Les sociétés SEFERBA et SAVIO, bien que régulièrement citées, n'ont pas constitué avoué.
Maître [H] en qualité de liquidateur de la société DEPECKER n'a pas constitué avoué et n'a pas été cité.
L'analyse des moyens des parties sera effectuée à l'occasion de la réponse qui sera apportée aux écritures opérantes.
DISCUSSION
I - Sur la mise hors de cause de la société DE MONTMIRAIL et de la CRAMA
*Le premier juge a mis hors de cause la société DE MONTMIRAIL au motif qu'elle n'avait que la qualité de courtier en assurances.
Bien qu'ayant intimé la société DE MONTMIRAIL, la société EIFFAGE ne critique en aucune manière la décision l'ayant mise hors de cause, et ne forme aucune demande à son encontre. Aucun appel incident n'a été régularisé à l'encontre de la société DE MONTMIRAIL.
Le jugement déféré sera donc confirmé en ce qu'il a mis hors de cause la société DE MONTMIRAIL. Il lui sera alloué une somme de 1.000 euros au titre de ses frais irrépétibles, cette somme étant mise à la charge de la société EIFFAGE qui l'a intimée inutilement.
*Le premier juge a également mis hors de cause la CRAMA du Nord Est, au motif qu'il n'était pas justifié de sa qualité d'assureur de la société SAVIO.
Bien qu'ayant intimé la CRAMA, la société EIFFAGE ne critique en aucune manière la décision l'ayant mise hors de cause, et ne forme aucune demande à son encontre. Aucun appel incident n'a été régularisé à l'encontre de la CRAMA.
Le jugement déféré sera donc confirmé en ce qu'il a mis hors de cause la CRAMA et lui a alloué une somme de 800 euros au titre de ses frais irrépétibles. Il lui sera en outre alloué une somme de 1.000 euros au titre de ses frais irrépétibles d'appel, cette somme étant mise à la charge de la société EIFFAGE qui l'a intimée inutilement.
II - SUR LA RECEVABILITE de l'action principale formée par la société HABITAT 62/59 à l'encontre des maîtres d'oeuvre et du bureau de contrôle technique
Il résulte de l'article 2270, dans sa version applicable au présent litige, que toute personne physique dont la responsabilité peut être engagée en vertu des articles 1792 et suivants est déchargée des responsabilités et garanties pesant sur elle, après 10 ans à compter de la réception des travaux.
Il résulte également de l'article 2244, dans sa version applicable au présent litige, qu'une citation en justice, même en référé, un commandement ou une saisie, signifiés à celui qu'on veut empêcher de prescrire, interrompent la prescription.

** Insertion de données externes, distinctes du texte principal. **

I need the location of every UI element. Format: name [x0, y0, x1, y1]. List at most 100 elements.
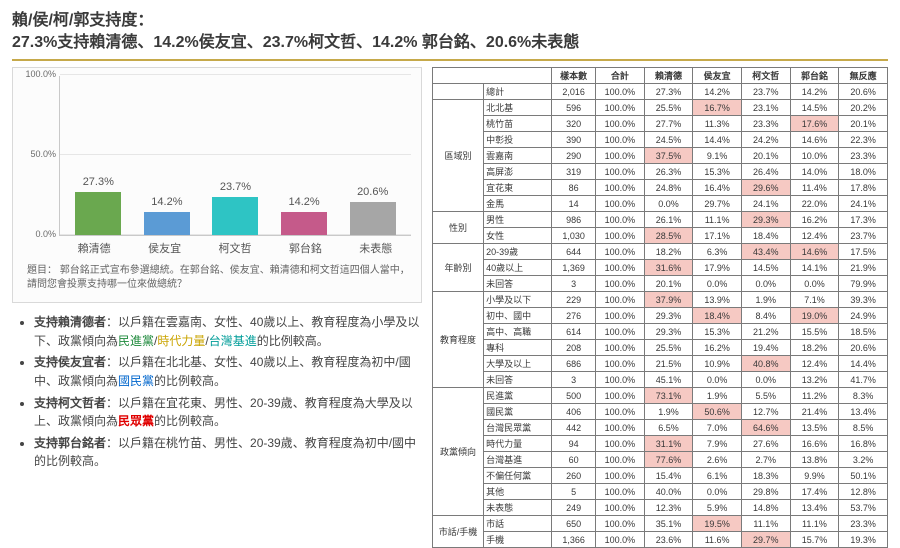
table-cell: 86 [552, 180, 596, 196]
table-cell: 686 [552, 356, 596, 372]
table-cell: 15.7% [790, 532, 839, 548]
table-cell: 390 [552, 132, 596, 148]
table-cell: 208 [552, 340, 596, 356]
table-cell: 23.3% [741, 116, 790, 132]
table-cell: 39.3% [839, 292, 888, 308]
table-cell: 16.2% [693, 340, 742, 356]
table-cell: 100.0% [596, 516, 645, 532]
table-cell: 29.3% [741, 212, 790, 228]
table-row: 教育程度小學及以下229100.0%37.9%13.9%1.9%7.1%39.3… [433, 292, 888, 308]
table-cell: 29.7% [741, 532, 790, 548]
table-row: 政黨傾向民進黨500100.0%73.1%1.9%5.5%11.2%8.3% [433, 388, 888, 404]
table-cell: 9.1% [693, 148, 742, 164]
table-cell: 0.0% [790, 276, 839, 292]
table-cell: 22.0% [790, 196, 839, 212]
table-cell: 986 [552, 212, 596, 228]
table-group-label: 教育程度 [433, 292, 484, 388]
support-bar-chart: 0.0%50.0%100.0%27.3%14.2%23.7%14.2%20.6%… [12, 67, 422, 303]
table-cell: 21.5% [644, 356, 693, 372]
title-line1: 賴/侯/柯/郭支持度： [12, 12, 153, 29]
table-column-header: 無反應 [839, 68, 888, 84]
table-column-header: 柯文哲 [741, 68, 790, 84]
table-column-header: 侯友宜 [693, 68, 742, 84]
table-cell: 6.3% [693, 244, 742, 260]
table-cell: 6.5% [644, 420, 693, 436]
chart-question: 題目： 郭台銘正式宣布參選總統。在郭台銘、侯友宜、賴清德和柯文哲這四個人當中，請… [23, 264, 411, 291]
table-cell: 45.1% [644, 372, 693, 388]
table-cell: 21.4% [790, 404, 839, 420]
table-group-label: 市話/手機 [433, 516, 484, 548]
table-cell: 12.7% [741, 404, 790, 420]
table-row: 台灣基進60100.0%77.6%2.6%2.7%13.8%3.2% [433, 452, 888, 468]
table-cell: 24.8% [644, 180, 693, 196]
table-row: 宜花東86100.0%24.8%16.4%29.6%11.4%17.8% [433, 180, 888, 196]
analysis-bullet: 支持柯文哲者：以戶籍在宜花東、男性、20-39歲、教育程度為大學及以上、政黨傾向… [34, 394, 422, 431]
table-cell: 260 [552, 468, 596, 484]
table-cell: 319 [552, 164, 596, 180]
table-cell: 29.8% [741, 484, 790, 500]
table-cell: 24.1% [741, 196, 790, 212]
table-cell: 7.0% [693, 420, 742, 436]
table-cell: 20.2% [839, 100, 888, 116]
table-cell: 14.6% [790, 244, 839, 260]
table-cell: 11.1% [693, 212, 742, 228]
table-row-label: 其他 [484, 484, 552, 500]
table-row-label: 不偏任何黨 [484, 468, 552, 484]
table-cell: 73.1% [644, 388, 693, 404]
table-row: 高屏澎319100.0%26.3%15.3%26.4%14.0%18.0% [433, 164, 888, 180]
table-cell: 100.0% [596, 532, 645, 548]
table-cell: 17.8% [839, 180, 888, 196]
table-row: 雲嘉南290100.0%37.5%9.1%20.1%10.0%23.3% [433, 148, 888, 164]
table-row-label: 未回答 [484, 276, 552, 292]
table-cell: 31.1% [644, 436, 693, 452]
table-cell: 19.4% [741, 340, 790, 356]
table-cell: 26.4% [741, 164, 790, 180]
table-cell: 5 [552, 484, 596, 500]
table-cell: 11.1% [790, 516, 839, 532]
table-cell: 100.0% [596, 212, 645, 228]
table-cell: 100.0% [596, 388, 645, 404]
table-cell: 10.9% [693, 356, 742, 372]
chart-bar [350, 202, 396, 235]
table-cell: 40.0% [644, 484, 693, 500]
table-column-header: 樣本數 [552, 68, 596, 84]
table-cell: 100.0% [596, 228, 645, 244]
chart-bar [75, 192, 121, 236]
table-row-label: 宜花東 [484, 180, 552, 196]
table-cell: 64.6% [741, 420, 790, 436]
table-cell: 16.7% [693, 100, 742, 116]
table-row-label: 台灣基進 [484, 452, 552, 468]
table-cell: 5.9% [693, 500, 742, 516]
table-cell: 100.0% [596, 340, 645, 356]
table-cell: 13.2% [790, 372, 839, 388]
table-cell: 20.1% [741, 148, 790, 164]
chart-bar [144, 212, 190, 235]
table-cell: 18.4% [693, 308, 742, 324]
table-cell: 18.2% [790, 340, 839, 356]
table-column-header: 郭台銘 [790, 68, 839, 84]
table-row: 手機1,366100.0%23.6%11.6%29.7%15.7%19.3% [433, 532, 888, 548]
table-group-label: 年齡別 [433, 244, 484, 292]
table-cell: 29.6% [741, 180, 790, 196]
table-cell: 23.7% [741, 84, 790, 100]
table-cell: 1.9% [693, 388, 742, 404]
table-row: 40歲以上1,369100.0%31.6%17.9%14.5%14.1%21.9… [433, 260, 888, 276]
table-row-label: 台灣民眾黨 [484, 420, 552, 436]
table-cell: 27.7% [644, 116, 693, 132]
table-row: 年齡別20-39歲644100.0%18.2%6.3%43.4%14.6%17.… [433, 244, 888, 260]
table-row: 區域別北北基596100.0%25.5%16.7%23.1%14.5%20.2% [433, 100, 888, 116]
table-cell: 18.2% [644, 244, 693, 260]
table-cell: 17.3% [839, 212, 888, 228]
table-cell: 14.2% [790, 84, 839, 100]
table-row: 初中、國中276100.0%29.3%18.4%8.4%19.0%24.9% [433, 308, 888, 324]
table-cell: 12.4% [790, 228, 839, 244]
table-row-label: 中彰投 [484, 132, 552, 148]
table-group-label: 政黨傾向 [433, 388, 484, 516]
table-cell: 17.4% [790, 484, 839, 500]
table-cell: 12.8% [839, 484, 888, 500]
table-cell: 16.2% [790, 212, 839, 228]
table-row: 桃竹苗320100.0%27.7%11.3%23.3%17.6%20.1% [433, 116, 888, 132]
table-row: 金馬14100.0%0.0%29.7%24.1%22.0%24.1% [433, 196, 888, 212]
table-cell: 27.6% [741, 436, 790, 452]
table-row-label: 男性 [484, 212, 552, 228]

En l'espèce, le cabinet AUSIA, le bureau VERITAS et la compagnie LLOYD'S en sa qualité d'assureur du BET KERN, soutiennent que plus de 10 ans se sont écoulés entre l'ordonnance de référé désignant l'expert le 11 mai 1994 et l'assignation au fond qui leur a été délivrée par le maître de l'ouvrage, les 2 et 3 novembre 2004, de sorte que l'action de ce dernier serait prescrite, soutenant au surplus que - contrairement à ce qui est soutenu par le maître de l'ouvrage - l'ordonnance du 2 mai 1995 procédant à une extension de la mission de l'expert n'a aucun effet interruptif à leur égard dès lors qu'elle a été rendue sur requête, sans qu'ils soient appelés à la procédure, et que l'ordonnance ultérieure refusant la rétractation ne leur a jamais été signifiée.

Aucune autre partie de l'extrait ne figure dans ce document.